I have always doubted myself and always have moments where I think I can't possibly do something then go ahead and do it and surprise myself. However, this is different. I am a single mum to a 9 year old and have just started a masters degree in social work after getting my honours degree in politics society and policy.
I have been at uni for the past five years and my goal has always been to become a social worker. We had our induction this week though and it is all so overwhelming to the point I really don't know how I will manage.
I sat down yesterday and did my own personalised timetable and I'm literally going to have to be doing uni work 7 days a week just to keep up with the lectures, the tutorials, and the readings. This doesn't even include the assessments or placements which start next term.
On top of that I have work three nights a week (6 - 10) and every Saturday morning as well as having two dogs, a daughter (her after school activities) and a home to run. At interview they said how intense it would be but I honestly wasn't prepared. I feel like I'm going to be in a constant state of stress for the next two and a half years and literally have no life. What if there's a day I just need to relax? I literally can't.
Do I think it's worth it?

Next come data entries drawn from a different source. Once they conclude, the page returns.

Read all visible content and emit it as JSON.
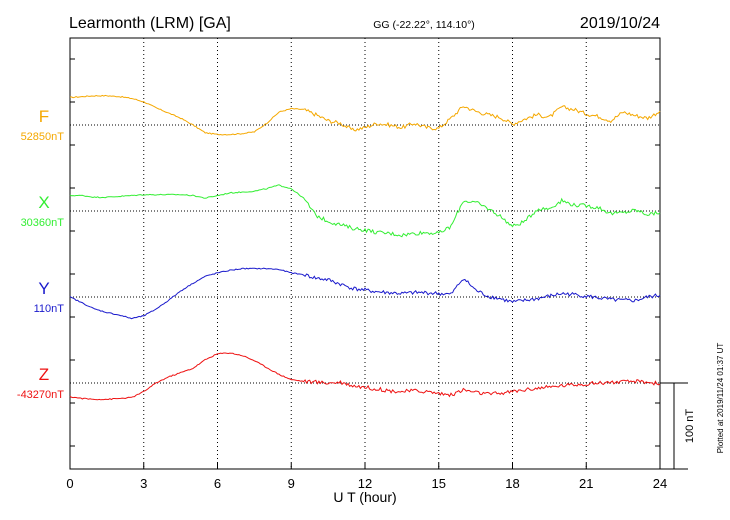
{
  "header": {
    "station": "Learmonth (LRM)  [GA]",
    "coords": "GG (-22.22°, 114.10°)",
    "date": "2019/10/24"
  },
  "footer": {
    "plotted": "Plotted at 2019/11/24 01:37  UT"
  },
  "chart_data": {
    "type": "line",
    "xlabel": "U T (hour)",
    "x_ticks": [
      "0",
      "3",
      "6",
      "9",
      "12",
      "15",
      "18",
      "21",
      "24"
    ],
    "xlim": [
      0,
      24
    ],
    "scale_bar_label": "100 nT",
    "scale_bar_nT": 100,
    "series": [
      {
        "name": "F",
        "baseline_label": "52850nT",
        "baseline_nT": 52850,
        "color": "#f5a800",
        "x": [
          0,
          0.5,
          1,
          1.5,
          2,
          2.5,
          3,
          3.5,
          4,
          4.5,
          5,
          5.5,
          6,
          6.5,
          7,
          7.5,
          8,
          8.5,
          9,
          9.5,
          10,
          10.5,
          11,
          11.5,
          12,
          12.5,
          13,
          13.5,
          14,
          14.5,
          15,
          15.5,
          16,
          16.5,
          17,
          17.5,
          18,
          18.5,
          19,
          19.5,
          20,
          20.5,
          21,
          21.5,
          22,
          22.5,
          23,
          23.5,
          24
        ],
        "values": [
          32,
          33,
          34,
          34,
          33,
          31,
          27,
          20,
          14,
          8,
          0,
          -9,
          -11,
          -11,
          -10,
          -8,
          2,
          15,
          19,
          18,
          12,
          5,
          2,
          -6,
          -3,
          2,
          0,
          -3,
          2,
          -3,
          -4,
          8,
          22,
          16,
          12,
          9,
          1,
          7,
          12,
          9,
          21,
          18,
          13,
          10,
          5,
          15,
          11,
          8,
          16
        ]
      },
      {
        "name": "X",
        "baseline_label": "30360nT",
        "baseline_nT": 30360,
        "color": "#33ee33",
        "x": [
          0,
          0.5,
          1,
          1.5,
          2,
          2.5,
          3,
          3.5,
          4,
          4.5,
          5,
          5.5,
          6,
          6.5,
          7,
          7.5,
          8,
          8.5,
          9,
          9.5,
          10,
          10.5,
          11,
          11.5,
          12,
          12.5,
          13,
          13.5,
          14,
          14.5,
          15,
          15.5,
          16,
          16.5,
          17,
          17.5,
          18,
          18.5,
          19,
          19.5,
          20,
          20.5,
          21,
          21.5,
          22,
          22.5,
          23,
          23.5,
          24
        ],
        "values": [
          18,
          18,
          16,
          16,
          17,
          18,
          19,
          19,
          19,
          19,
          18,
          15,
          18,
          21,
          22,
          23,
          26,
          30,
          26,
          15,
          -5,
          -12,
          -16,
          -20,
          -22,
          -25,
          -26,
          -28,
          -26,
          -25,
          -26,
          -18,
          12,
          10,
          3,
          -6,
          -18,
          -12,
          2,
          3,
          12,
          7,
          6,
          4,
          -3,
          -2,
          1,
          -4,
          -2
        ]
      },
      {
        "name": "Y",
        "baseline_label": "110nT",
        "baseline_nT": 110,
        "color": "#1a1acc",
        "x": [
          0,
          0.5,
          1,
          1.5,
          2,
          2.5,
          3,
          3.5,
          4,
          4.5,
          5,
          5.5,
          6,
          6.5,
          7,
          7.5,
          8,
          8.5,
          9,
          9.5,
          10,
          10.5,
          11,
          11.5,
          12,
          12.5,
          13,
          13.5,
          14,
          14.5,
          15,
          15.5,
          16,
          16.5,
          17,
          17.5,
          18,
          18.5,
          19,
          19.5,
          20,
          20.5,
          21,
          21.5,
          22,
          22.5,
          23,
          23.5,
          24
        ],
        "values": [
          0,
          -7,
          -14,
          -18,
          -21,
          -25,
          -22,
          -14,
          -4,
          7,
          16,
          24,
          28,
          31,
          33,
          33,
          33,
          32,
          28,
          26,
          22,
          20,
          15,
          10,
          8,
          6,
          5,
          4,
          5,
          5,
          4,
          3,
          22,
          8,
          1,
          -2,
          -6,
          -4,
          -2,
          1,
          4,
          3,
          1,
          -1,
          -3,
          -4,
          -4,
          0,
          2
        ]
      },
      {
        "name": "Z",
        "baseline_label": "-43270nT",
        "baseline_nT": -43270,
        "color": "#ee1111",
        "x": [
          0,
          0.5,
          1,
          1.5,
          2,
          2.5,
          3,
          3.5,
          4,
          4.5,
          5,
          5.5,
          6,
          6.5,
          7,
          7.5,
          8,
          8.5,
          9,
          9.5,
          10,
          10.5,
          11,
          11.5,
          12,
          12.5,
          13,
          13.5,
          14,
          14.5,
          15,
          15.5,
          16,
          16.5,
          17,
          17.5,
          18,
          18.5,
          19,
          19.5,
          20,
          20.5,
          21,
          21.5,
          22,
          22.5,
          23,
          23.5,
          24
        ],
        "values": [
          -16,
          -18,
          -19,
          -19,
          -18,
          -17,
          -10,
          0,
          7,
          12,
          17,
          27,
          34,
          35,
          32,
          26,
          18,
          10,
          4,
          2,
          1,
          0,
          1,
          -3,
          -5,
          -7,
          -9,
          -10,
          -9,
          -10,
          -12,
          -14,
          -8,
          -11,
          -13,
          -12,
          -10,
          -8,
          -6,
          -5,
          -3,
          -2,
          -1,
          0,
          1,
          1,
          2,
          1,
          -1
        ]
      }
    ]
  }
}
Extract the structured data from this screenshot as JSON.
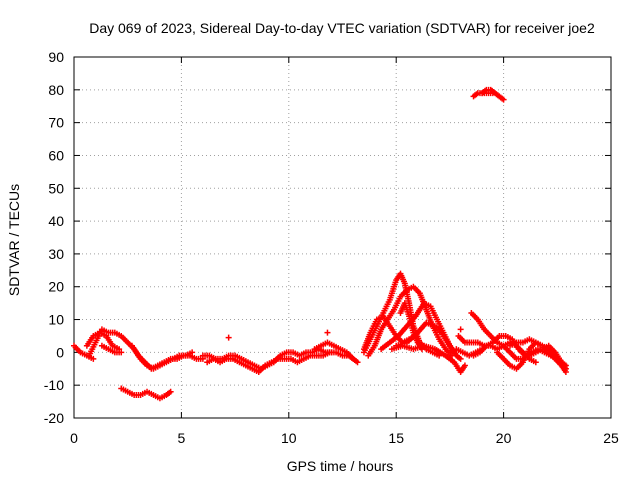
{
  "chart_data": {
    "type": "scatter",
    "title": "Day 069 of 2023, Sidereal Day-to-day VTEC variation (SDTVAR) for receiver joe2",
    "xlabel": "GPS time / hours",
    "ylabel": "SDTVAR / TECUs",
    "xlim": [
      0,
      25
    ],
    "ylim": [
      -20,
      90
    ],
    "x_ticks": [
      0,
      5,
      10,
      15,
      20,
      25
    ],
    "y_ticks": [
      -20,
      -10,
      0,
      10,
      20,
      30,
      40,
      50,
      60,
      70,
      80,
      90
    ],
    "grid": true,
    "marker": "+",
    "series": [
      {
        "name": "SDTVAR",
        "color": "#ff0000",
        "tracks": [
          [
            [
              0.0,
              2
            ],
            [
              0.3,
              0
            ],
            [
              0.6,
              -1
            ],
            [
              0.9,
              -2
            ]
          ],
          [
            [
              0.6,
              2
            ],
            [
              0.9,
              5
            ],
            [
              1.2,
              6
            ],
            [
              1.5,
              5
            ],
            [
              1.8,
              2
            ],
            [
              2.1,
              1
            ]
          ],
          [
            [
              0.7,
              -1
            ],
            [
              1.0,
              3
            ],
            [
              1.3,
              7
            ],
            [
              1.6,
              6
            ],
            [
              1.9,
              6
            ],
            [
              2.2,
              5
            ],
            [
              2.5,
              3
            ],
            [
              2.8,
              1
            ],
            [
              3.1,
              -2
            ],
            [
              3.4,
              -4
            ],
            [
              3.7,
              -5
            ],
            [
              4.0,
              -4
            ],
            [
              4.3,
              -3
            ],
            [
              4.6,
              -2
            ],
            [
              4.9,
              -1
            ],
            [
              5.2,
              -1
            ],
            [
              5.5,
              0
            ]
          ],
          [
            [
              1.3,
              2
            ],
            [
              1.6,
              1
            ],
            [
              1.9,
              0
            ],
            [
              2.2,
              0
            ]
          ],
          [
            [
              2.2,
              -11
            ],
            [
              2.5,
              -12
            ],
            [
              2.8,
              -13
            ],
            [
              3.1,
              -13
            ],
            [
              3.4,
              -12
            ],
            [
              3.7,
              -13
            ],
            [
              4.0,
              -14
            ],
            [
              4.3,
              -13
            ],
            [
              4.5,
              -12
            ]
          ],
          [
            [
              2.7,
              2
            ],
            [
              3.0,
              -1
            ],
            [
              3.3,
              -3
            ],
            [
              3.6,
              -5
            ],
            [
              3.9,
              -4
            ],
            [
              4.2,
              -3
            ],
            [
              4.5,
              -2
            ],
            [
              4.8,
              -2
            ],
            [
              5.1,
              -1
            ],
            [
              5.4,
              -1
            ],
            [
              5.7,
              -2
            ],
            [
              6.0,
              -2
            ]
          ],
          [
            [
              6.0,
              -1
            ],
            [
              6.3,
              -1
            ],
            [
              6.6,
              -2
            ],
            [
              6.9,
              -2
            ],
            [
              7.2,
              -1
            ],
            [
              7.5,
              -1
            ],
            [
              7.8,
              -2
            ],
            [
              8.1,
              -3
            ],
            [
              8.4,
              -4
            ],
            [
              8.7,
              -5
            ],
            [
              9.0,
              -4
            ],
            [
              9.3,
              -3
            ],
            [
              9.6,
              -1
            ],
            [
              9.9,
              0
            ],
            [
              10.2,
              0
            ],
            [
              10.5,
              -1
            ],
            [
              10.8,
              0
            ],
            [
              11.1,
              0
            ],
            [
              11.4,
              1
            ],
            [
              11.7,
              0
            ],
            [
              12.0,
              0
            ]
          ],
          [
            [
              6.2,
              -3
            ],
            [
              6.5,
              -2
            ],
            [
              6.8,
              -3
            ],
            [
              7.1,
              -2
            ],
            [
              7.4,
              -2
            ],
            [
              7.7,
              -3
            ],
            [
              8.0,
              -4
            ],
            [
              8.3,
              -5
            ],
            [
              8.6,
              -6
            ],
            [
              8.9,
              -4
            ],
            [
              9.2,
              -3
            ],
            [
              9.5,
              -2
            ],
            [
              9.8,
              -2
            ],
            [
              10.1,
              -2
            ],
            [
              10.4,
              -3
            ],
            [
              10.7,
              -2
            ],
            [
              11.0,
              -1
            ],
            [
              11.3,
              -1
            ],
            [
              11.6,
              -1
            ],
            [
              11.9,
              0
            ],
            [
              12.2,
              0
            ],
            [
              12.5,
              -1
            ],
            [
              12.8,
              -1
            ],
            [
              13.0,
              -2
            ]
          ],
          [
            [
              7.2,
              4.5
            ]
          ],
          [
            [
              11.8,
              6
            ]
          ],
          [
            [
              11.2,
              1
            ],
            [
              11.5,
              2
            ],
            [
              11.8,
              3
            ],
            [
              12.1,
              2
            ],
            [
              12.4,
              1
            ],
            [
              12.7,
              0
            ],
            [
              13.0,
              -2
            ],
            [
              13.2,
              -3
            ]
          ],
          [
            [
              13.5,
              0
            ],
            [
              13.8,
              4
            ],
            [
              14.1,
              8
            ],
            [
              14.4,
              12
            ],
            [
              14.7,
              16
            ],
            [
              15.0,
              22
            ],
            [
              15.2,
              24
            ],
            [
              15.4,
              21
            ],
            [
              15.6,
              15
            ],
            [
              15.8,
              8
            ],
            [
              16.1,
              3
            ],
            [
              16.4,
              1
            ],
            [
              16.7,
              0
            ],
            [
              17.0,
              -1
            ]
          ],
          [
            [
              13.7,
              -1
            ],
            [
              14.0,
              2
            ],
            [
              14.3,
              7
            ],
            [
              14.6,
              10
            ],
            [
              14.9,
              13
            ],
            [
              15.2,
              17
            ],
            [
              15.5,
              19
            ],
            [
              15.8,
              20
            ],
            [
              16.1,
              18
            ],
            [
              16.4,
              13
            ],
            [
              16.7,
              8
            ],
            [
              17.0,
              4
            ],
            [
              17.3,
              1
            ],
            [
              17.6,
              -1
            ]
          ],
          [
            [
              13.5,
              1
            ],
            [
              13.8,
              6
            ],
            [
              14.1,
              10
            ],
            [
              14.4,
              11
            ],
            [
              14.7,
              8
            ],
            [
              15.0,
              5
            ],
            [
              15.3,
              3
            ],
            [
              15.6,
              4
            ],
            [
              15.9,
              5
            ]
          ],
          [
            [
              14.3,
              1
            ],
            [
              14.7,
              3
            ],
            [
              15.1,
              5
            ],
            [
              15.5,
              8
            ],
            [
              15.9,
              11
            ],
            [
              16.3,
              15
            ],
            [
              16.6,
              14
            ],
            [
              16.9,
              10
            ],
            [
              17.2,
              6
            ],
            [
              17.5,
              2
            ],
            [
              17.8,
              -1
            ],
            [
              18.0,
              -2
            ]
          ],
          [
            [
              15.0,
              2
            ],
            [
              15.5,
              3
            ],
            [
              16.0,
              6
            ],
            [
              16.4,
              9
            ],
            [
              16.8,
              8
            ],
            [
              17.1,
              6
            ],
            [
              17.4,
              3
            ],
            [
              17.7,
              0
            ]
          ],
          [
            [
              14.8,
              1
            ],
            [
              15.3,
              2
            ],
            [
              15.8,
              1
            ],
            [
              16.3,
              2
            ],
            [
              16.8,
              1
            ],
            [
              17.3,
              -1
            ],
            [
              17.7,
              -3
            ],
            [
              18.0,
              -6
            ],
            [
              18.2,
              -4
            ]
          ],
          [
            [
              15.2,
              12
            ],
            [
              15.4,
              15
            ],
            [
              15.6,
              11
            ],
            [
              15.8,
              6
            ],
            [
              16.0,
              3
            ],
            [
              16.2,
              1
            ]
          ],
          [
            [
              17.8,
              1
            ],
            [
              18.1,
              0
            ],
            [
              18.4,
              -1
            ],
            [
              18.7,
              0
            ],
            [
              19.0,
              1
            ]
          ],
          [
            [
              17.9,
              5
            ],
            [
              18.2,
              3
            ],
            [
              18.5,
              3
            ],
            [
              18.8,
              3
            ],
            [
              19.1,
              2
            ],
            [
              19.4,
              2
            ],
            [
              19.7,
              1
            ],
            [
              20.0,
              2
            ],
            [
              20.3,
              3
            ],
            [
              20.6,
              2
            ],
            [
              20.9,
              0
            ],
            [
              21.2,
              -2
            ],
            [
              21.5,
              -3
            ]
          ],
          [
            [
              18.0,
              7
            ]
          ],
          [
            [
              18.5,
              12
            ],
            [
              18.8,
              10
            ],
            [
              19.1,
              7
            ],
            [
              19.4,
              5
            ],
            [
              19.7,
              3
            ],
            [
              20.0,
              2
            ],
            [
              20.3,
              0
            ],
            [
              20.6,
              -2
            ],
            [
              20.9,
              -2
            ],
            [
              21.2,
              -1
            ],
            [
              21.5,
              0
            ],
            [
              21.8,
              1
            ],
            [
              22.1,
              2
            ],
            [
              22.4,
              0
            ],
            [
              22.7,
              -3
            ],
            [
              22.9,
              -5
            ]
          ],
          [
            [
              18.6,
              -1
            ],
            [
              18.9,
              0
            ],
            [
              19.2,
              2
            ],
            [
              19.5,
              3
            ],
            [
              19.8,
              5
            ],
            [
              20.1,
              5
            ],
            [
              20.4,
              4
            ],
            [
              20.7,
              1
            ],
            [
              21.0,
              -1
            ],
            [
              21.3,
              0
            ],
            [
              21.6,
              1
            ],
            [
              21.9,
              0
            ],
            [
              22.2,
              -1
            ],
            [
              22.5,
              -2
            ],
            [
              22.8,
              -4
            ]
          ],
          [
            [
              19.7,
              0
            ],
            [
              20.0,
              -2
            ],
            [
              20.3,
              -4
            ],
            [
              20.6,
              -5
            ],
            [
              20.9,
              -3
            ],
            [
              21.2,
              1
            ],
            [
              21.5,
              3
            ],
            [
              21.8,
              2
            ],
            [
              22.1,
              0
            ],
            [
              22.4,
              -2
            ],
            [
              22.7,
              -4
            ],
            [
              22.9,
              -6
            ]
          ],
          [
            [
              20.3,
              2
            ],
            [
              20.6,
              3
            ],
            [
              20.9,
              3
            ],
            [
              21.2,
              4
            ],
            [
              21.5,
              3
            ],
            [
              21.8,
              2
            ],
            [
              22.1,
              1
            ],
            [
              22.4,
              -1
            ],
            [
              22.7,
              -3
            ],
            [
              22.9,
              -4
            ]
          ],
          [
            [
              19.0,
              79
            ],
            [
              19.2,
              80
            ],
            [
              19.4,
              80
            ],
            [
              19.6,
              79
            ],
            [
              19.8,
              78
            ],
            [
              20.0,
              77
            ]
          ],
          [
            [
              18.6,
              78
            ],
            [
              18.8,
              79
            ],
            [
              19.1,
              79
            ],
            [
              19.3,
              79
            ],
            [
              19.5,
              79
            ]
          ]
        ]
      }
    ]
  }
}
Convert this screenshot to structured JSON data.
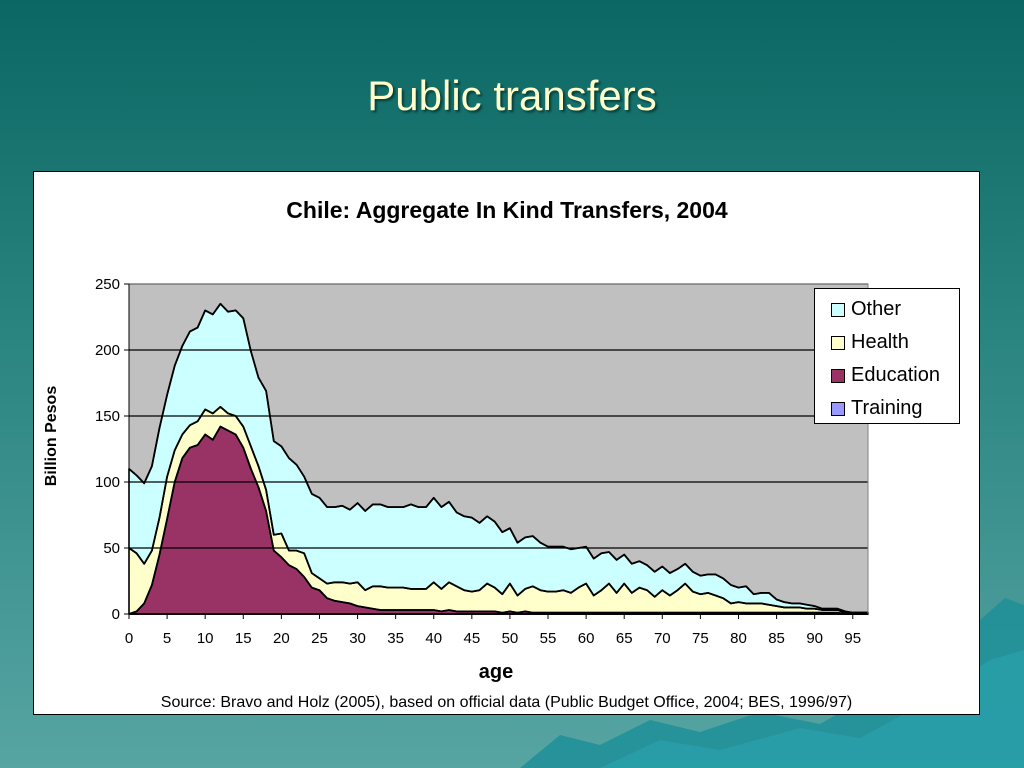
{
  "slide": {
    "title": "Public transfers"
  },
  "chart_data": {
    "type": "area",
    "stacked": true,
    "title": "Chile: Aggregate In Kind Transfers, 2004",
    "xlabel": "age",
    "ylabel": "Billion Pesos",
    "xlim": [
      0,
      97
    ],
    "ylim": [
      0,
      250
    ],
    "xticks": [
      0,
      5,
      10,
      15,
      20,
      25,
      30,
      35,
      40,
      45,
      50,
      55,
      60,
      65,
      70,
      75,
      80,
      85,
      90,
      95
    ],
    "yticks": [
      0,
      50,
      100,
      150,
      200,
      250
    ],
    "grid": true,
    "legend_position": "top-right",
    "x": [
      0,
      1,
      2,
      3,
      4,
      5,
      6,
      7,
      8,
      9,
      10,
      11,
      12,
      13,
      14,
      15,
      16,
      17,
      18,
      19,
      20,
      21,
      22,
      23,
      24,
      25,
      26,
      27,
      28,
      29,
      30,
      31,
      32,
      33,
      34,
      35,
      36,
      37,
      38,
      39,
      40,
      41,
      42,
      43,
      44,
      45,
      46,
      47,
      48,
      49,
      50,
      51,
      52,
      53,
      54,
      55,
      56,
      57,
      58,
      59,
      60,
      61,
      62,
      63,
      64,
      65,
      66,
      67,
      68,
      69,
      70,
      71,
      72,
      73,
      74,
      75,
      76,
      77,
      78,
      79,
      80,
      81,
      82,
      83,
      84,
      85,
      86,
      87,
      88,
      89,
      90,
      91,
      92,
      93,
      94,
      95,
      96,
      97
    ],
    "series": [
      {
        "name": "Training",
        "color": "#9999ff",
        "values": [
          0,
          0,
          0,
          0,
          0,
          0,
          0,
          0,
          0,
          0,
          0,
          0,
          0,
          0,
          0,
          0,
          0,
          0,
          0,
          0,
          0,
          0,
          0,
          0,
          0,
          0,
          0,
          0,
          0,
          0,
          0,
          0,
          0,
          0,
          0,
          0,
          0,
          0,
          0,
          0,
          0,
          0,
          0,
          0,
          0,
          0,
          0,
          0,
          0,
          0,
          0,
          0,
          0,
          0,
          0,
          0,
          0,
          0,
          0,
          0,
          0,
          0,
          0,
          0,
          0,
          0,
          0,
          0,
          0,
          0,
          0,
          0,
          0,
          0,
          0,
          0,
          0,
          0,
          0,
          0,
          0,
          0,
          0,
          0,
          0,
          0,
          0,
          0,
          0,
          0,
          0,
          0,
          0,
          0,
          0,
          0,
          0,
          0
        ]
      },
      {
        "name": "Education",
        "color": "#993366",
        "values": [
          0,
          2,
          8,
          22,
          45,
          72,
          100,
          118,
          126,
          128,
          136,
          132,
          142,
          139,
          136,
          126,
          110,
          96,
          78,
          48,
          43,
          37,
          34,
          28,
          20,
          18,
          12,
          10,
          9,
          8,
          6,
          5,
          4,
          3,
          3,
          3,
          3,
          3,
          3,
          3,
          3,
          2,
          3,
          2,
          2,
          2,
          2,
          2,
          2,
          1,
          2,
          1,
          2,
          1,
          1,
          1,
          1,
          1,
          1,
          1,
          1,
          1,
          1,
          1,
          1,
          1,
          1,
          1,
          1,
          1,
          1,
          1,
          1,
          1,
          1,
          1,
          1,
          1,
          1,
          1,
          1,
          1,
          1,
          1,
          1,
          1,
          1,
          1,
          1,
          1,
          1,
          1,
          1,
          1,
          0,
          0,
          0,
          0
        ]
      },
      {
        "name": "Health",
        "color": "#ffffcc",
        "values": [
          50,
          44,
          30,
          26,
          28,
          32,
          24,
          18,
          17,
          18,
          19,
          20,
          15,
          13,
          14,
          16,
          17,
          16,
          16,
          12,
          18,
          11,
          14,
          18,
          11,
          9,
          11,
          14,
          15,
          15,
          18,
          13,
          17,
          18,
          17,
          17,
          17,
          16,
          16,
          16,
          21,
          17,
          21,
          19,
          16,
          15,
          16,
          21,
          18,
          14,
          21,
          13,
          17,
          20,
          17,
          16,
          16,
          17,
          15,
          19,
          22,
          13,
          17,
          22,
          15,
          22,
          15,
          19,
          17,
          12,
          17,
          13,
          17,
          22,
          16,
          14,
          15,
          13,
          11,
          7,
          8,
          7,
          7,
          7,
          6,
          5,
          4,
          4,
          4,
          3,
          3,
          2,
          2,
          2,
          1,
          1,
          1,
          1
        ]
      },
      {
        "name": "Other",
        "color": "#ccffff",
        "values": [
          60,
          59,
          61,
          64,
          68,
          62,
          64,
          67,
          71,
          71,
          75,
          75,
          78,
          77,
          80,
          82,
          72,
          67,
          75,
          71,
          66,
          70,
          65,
          58,
          60,
          61,
          58,
          57,
          58,
          56,
          60,
          60,
          62,
          62,
          61,
          61,
          61,
          64,
          62,
          62,
          64,
          62,
          61,
          56,
          56,
          56,
          51,
          51,
          50,
          47,
          42,
          40,
          39,
          38,
          36,
          34,
          34,
          33,
          33,
          30,
          28,
          28,
          28,
          24,
          25,
          22,
          22,
          20,
          19,
          19,
          18,
          17,
          16,
          15,
          15,
          14,
          14,
          16,
          15,
          14,
          11,
          13,
          7,
          8,
          9,
          5,
          4,
          3,
          3,
          3,
          2,
          1,
          1,
          1,
          1,
          0,
          0,
          0
        ]
      }
    ],
    "source": "Source: Bravo and Holz (2005), based on official data (Public Budget Office, 2004; BES, 1996/97)"
  }
}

Yes I think so, it's always something I've wanted to do and I feel excited and hopeful when I think of my future as a social worker but I don't know if it's physically going to be impossible juggling too many balls.
I'd love to stop my Saturday job but I need money as of course postgrads are expensive and there is no funding in Scotland for social work.
Do you think I should quit before I start? Is it doable? Will life just be shit for the next two years? I'm really interested in the subject if that makes a difference.